What did Jac do to collect all those thousands of “likes” in one go? He talked about a purchase made with Amazon. As if he had sent an open letter to Jeff Bezos, the richest man in the world, and his army of postmen. A delicate and mocking letter that goes something like this: “Dear Amazon, I bought a toilet seat because I need it. Necessity, not desire. I do not collect. I’m not a toilet seat fetishist. And no matter how many times you write to me, I think I will resist the temptation to buy another one. ”

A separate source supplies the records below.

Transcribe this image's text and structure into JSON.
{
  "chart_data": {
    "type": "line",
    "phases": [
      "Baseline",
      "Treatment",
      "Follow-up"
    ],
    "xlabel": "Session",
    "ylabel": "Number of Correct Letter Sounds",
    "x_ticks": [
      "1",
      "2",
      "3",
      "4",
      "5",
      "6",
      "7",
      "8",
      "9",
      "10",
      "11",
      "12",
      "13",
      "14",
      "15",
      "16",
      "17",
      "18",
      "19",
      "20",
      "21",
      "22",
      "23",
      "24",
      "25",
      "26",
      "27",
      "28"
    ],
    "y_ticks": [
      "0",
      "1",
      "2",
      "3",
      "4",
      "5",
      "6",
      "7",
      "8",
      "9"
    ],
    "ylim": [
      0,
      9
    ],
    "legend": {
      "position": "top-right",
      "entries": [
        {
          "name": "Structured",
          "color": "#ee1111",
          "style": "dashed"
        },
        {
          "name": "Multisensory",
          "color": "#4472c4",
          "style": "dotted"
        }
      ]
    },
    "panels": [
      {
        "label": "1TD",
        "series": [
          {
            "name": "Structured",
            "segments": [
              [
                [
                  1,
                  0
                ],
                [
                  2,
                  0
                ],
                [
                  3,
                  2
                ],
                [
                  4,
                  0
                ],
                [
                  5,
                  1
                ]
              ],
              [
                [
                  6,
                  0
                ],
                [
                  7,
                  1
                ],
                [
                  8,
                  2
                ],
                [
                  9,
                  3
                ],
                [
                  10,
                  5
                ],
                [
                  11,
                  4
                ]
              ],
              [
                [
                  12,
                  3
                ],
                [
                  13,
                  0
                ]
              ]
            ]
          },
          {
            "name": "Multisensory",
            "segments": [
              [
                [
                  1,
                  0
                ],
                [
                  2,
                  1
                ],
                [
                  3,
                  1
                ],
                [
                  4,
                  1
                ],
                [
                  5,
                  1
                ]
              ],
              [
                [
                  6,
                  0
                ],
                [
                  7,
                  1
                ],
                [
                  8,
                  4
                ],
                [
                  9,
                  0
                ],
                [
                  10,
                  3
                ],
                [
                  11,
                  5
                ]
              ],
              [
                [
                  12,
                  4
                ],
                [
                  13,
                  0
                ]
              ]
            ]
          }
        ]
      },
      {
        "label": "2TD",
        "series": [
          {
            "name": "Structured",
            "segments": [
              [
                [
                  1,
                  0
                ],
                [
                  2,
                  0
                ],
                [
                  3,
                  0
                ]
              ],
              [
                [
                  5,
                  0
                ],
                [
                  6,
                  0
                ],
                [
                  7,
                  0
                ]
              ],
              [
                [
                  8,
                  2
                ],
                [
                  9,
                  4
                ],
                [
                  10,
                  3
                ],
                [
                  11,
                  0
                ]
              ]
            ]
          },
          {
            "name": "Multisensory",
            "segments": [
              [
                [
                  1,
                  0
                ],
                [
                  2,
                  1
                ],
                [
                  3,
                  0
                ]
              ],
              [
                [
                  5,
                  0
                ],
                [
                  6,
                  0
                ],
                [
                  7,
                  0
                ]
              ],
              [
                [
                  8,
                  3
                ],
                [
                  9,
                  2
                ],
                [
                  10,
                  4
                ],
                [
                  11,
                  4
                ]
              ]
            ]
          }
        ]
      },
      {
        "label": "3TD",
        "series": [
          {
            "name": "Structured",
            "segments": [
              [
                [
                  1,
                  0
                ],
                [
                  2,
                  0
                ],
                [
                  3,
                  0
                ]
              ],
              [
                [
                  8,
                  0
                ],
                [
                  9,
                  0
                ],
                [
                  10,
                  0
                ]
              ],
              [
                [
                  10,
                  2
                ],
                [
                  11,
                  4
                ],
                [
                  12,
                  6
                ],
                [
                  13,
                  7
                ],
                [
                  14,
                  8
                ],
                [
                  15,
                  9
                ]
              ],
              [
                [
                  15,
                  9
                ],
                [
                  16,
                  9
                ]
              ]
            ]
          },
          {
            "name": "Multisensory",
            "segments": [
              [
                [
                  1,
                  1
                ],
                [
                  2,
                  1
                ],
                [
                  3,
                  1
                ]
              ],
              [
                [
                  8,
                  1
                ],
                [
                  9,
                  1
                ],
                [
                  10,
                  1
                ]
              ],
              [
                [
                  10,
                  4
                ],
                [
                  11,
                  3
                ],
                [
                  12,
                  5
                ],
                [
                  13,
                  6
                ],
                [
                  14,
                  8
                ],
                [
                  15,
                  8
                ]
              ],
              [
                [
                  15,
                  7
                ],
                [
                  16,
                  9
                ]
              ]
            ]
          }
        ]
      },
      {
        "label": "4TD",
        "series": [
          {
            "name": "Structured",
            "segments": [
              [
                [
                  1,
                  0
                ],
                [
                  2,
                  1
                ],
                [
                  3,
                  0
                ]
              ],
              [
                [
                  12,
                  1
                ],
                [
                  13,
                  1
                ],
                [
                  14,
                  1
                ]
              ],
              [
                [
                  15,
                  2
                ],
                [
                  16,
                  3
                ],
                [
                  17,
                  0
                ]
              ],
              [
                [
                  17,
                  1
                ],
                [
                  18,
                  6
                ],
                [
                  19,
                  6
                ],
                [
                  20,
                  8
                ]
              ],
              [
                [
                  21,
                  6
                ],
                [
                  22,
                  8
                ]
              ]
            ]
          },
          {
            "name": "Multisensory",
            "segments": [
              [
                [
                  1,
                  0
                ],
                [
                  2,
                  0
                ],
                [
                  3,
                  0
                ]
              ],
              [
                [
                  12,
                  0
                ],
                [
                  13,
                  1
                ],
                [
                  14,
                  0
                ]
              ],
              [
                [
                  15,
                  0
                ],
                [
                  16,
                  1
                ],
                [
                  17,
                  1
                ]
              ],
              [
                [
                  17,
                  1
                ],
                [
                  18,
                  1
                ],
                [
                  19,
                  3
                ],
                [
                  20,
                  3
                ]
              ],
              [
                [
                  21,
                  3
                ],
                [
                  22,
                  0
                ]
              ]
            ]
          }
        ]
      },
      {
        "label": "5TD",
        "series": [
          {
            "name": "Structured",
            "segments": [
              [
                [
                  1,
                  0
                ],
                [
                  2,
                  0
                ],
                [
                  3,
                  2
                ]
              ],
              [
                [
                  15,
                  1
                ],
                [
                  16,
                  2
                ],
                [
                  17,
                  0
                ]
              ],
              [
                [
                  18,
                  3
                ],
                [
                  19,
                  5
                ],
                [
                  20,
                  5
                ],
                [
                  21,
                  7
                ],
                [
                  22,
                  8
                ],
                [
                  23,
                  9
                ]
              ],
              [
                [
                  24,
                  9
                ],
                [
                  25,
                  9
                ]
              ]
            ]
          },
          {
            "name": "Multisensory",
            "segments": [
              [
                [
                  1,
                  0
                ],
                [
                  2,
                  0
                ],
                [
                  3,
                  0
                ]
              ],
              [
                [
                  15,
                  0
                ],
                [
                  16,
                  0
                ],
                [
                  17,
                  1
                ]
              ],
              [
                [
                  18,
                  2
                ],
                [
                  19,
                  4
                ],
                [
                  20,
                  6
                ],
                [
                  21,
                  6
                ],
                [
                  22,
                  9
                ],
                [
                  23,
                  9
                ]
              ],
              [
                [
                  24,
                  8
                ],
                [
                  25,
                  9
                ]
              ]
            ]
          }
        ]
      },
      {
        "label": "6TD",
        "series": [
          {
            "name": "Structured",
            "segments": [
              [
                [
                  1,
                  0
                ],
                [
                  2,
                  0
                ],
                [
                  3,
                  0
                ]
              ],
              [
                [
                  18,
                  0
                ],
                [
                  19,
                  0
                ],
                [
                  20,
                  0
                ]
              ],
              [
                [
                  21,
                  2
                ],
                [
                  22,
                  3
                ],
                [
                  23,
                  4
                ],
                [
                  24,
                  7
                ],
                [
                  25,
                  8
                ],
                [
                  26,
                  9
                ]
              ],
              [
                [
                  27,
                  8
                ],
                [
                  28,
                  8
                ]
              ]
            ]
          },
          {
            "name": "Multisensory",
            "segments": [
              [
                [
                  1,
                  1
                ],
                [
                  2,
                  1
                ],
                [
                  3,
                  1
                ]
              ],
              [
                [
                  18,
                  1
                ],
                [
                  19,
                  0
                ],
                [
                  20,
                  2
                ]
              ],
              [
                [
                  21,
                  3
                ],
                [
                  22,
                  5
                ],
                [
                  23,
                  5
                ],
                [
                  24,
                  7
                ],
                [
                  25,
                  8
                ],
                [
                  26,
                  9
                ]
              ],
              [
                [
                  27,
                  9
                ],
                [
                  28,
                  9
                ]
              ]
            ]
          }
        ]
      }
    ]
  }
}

This message, started from the @GirlFromBlupo profile , generated a wave of comments. The people of the Net en masse (and a little bit outraged) engrossed in telling tragicomic experiences about the so-called “programmatic advertising”, that thing based on the law of algorithms that allows sellers to record our purchases (and our research) on the Internet. And to come back to look for us, kindly understand, as did the Lieutenant Columbus with his unfortunate suspects. For someone it is a bland and daily form of “digital spying”, for others it is a convenience, even a demonstration of affection towards customers. It happens, after an online purchase, that an object becomes an instrument of persecution. Also via email, as happened to Jacqueline Rayner. Seen how do you become famous? “I also told my mother and she replied:” So everyone will know that even a notoriously unfamiliar person like you is able to screw a bathroom axis “.

The most incredible things have arrived via twitter. «Rosiebita» tells the story of the urn for the ashes of the mother (an object that perhaps should not be purchased online): «For months Amazon has continued to write the typical messages,” if you liked that, maybe you’ll like it too this””. And another funeral urn, in case of breaking of the first or of the departure of another loved one. “At first I was a bit ‘taken, then I thought that my mother would have laughed to tears. A certain Amy said that after the wedding she and her husband (always the same) continued to receive offers of objects for the wedding ceremony. The conversation has also turned on the object «water axis», on the various more or less fanciful versions that exist on the market. Someone reminded a Texas man who last year sold his collection of 1300 hand-decorated boards. Perhaps a lover of the subject, certainly not a reluctant client like Jacqueline Rayner.”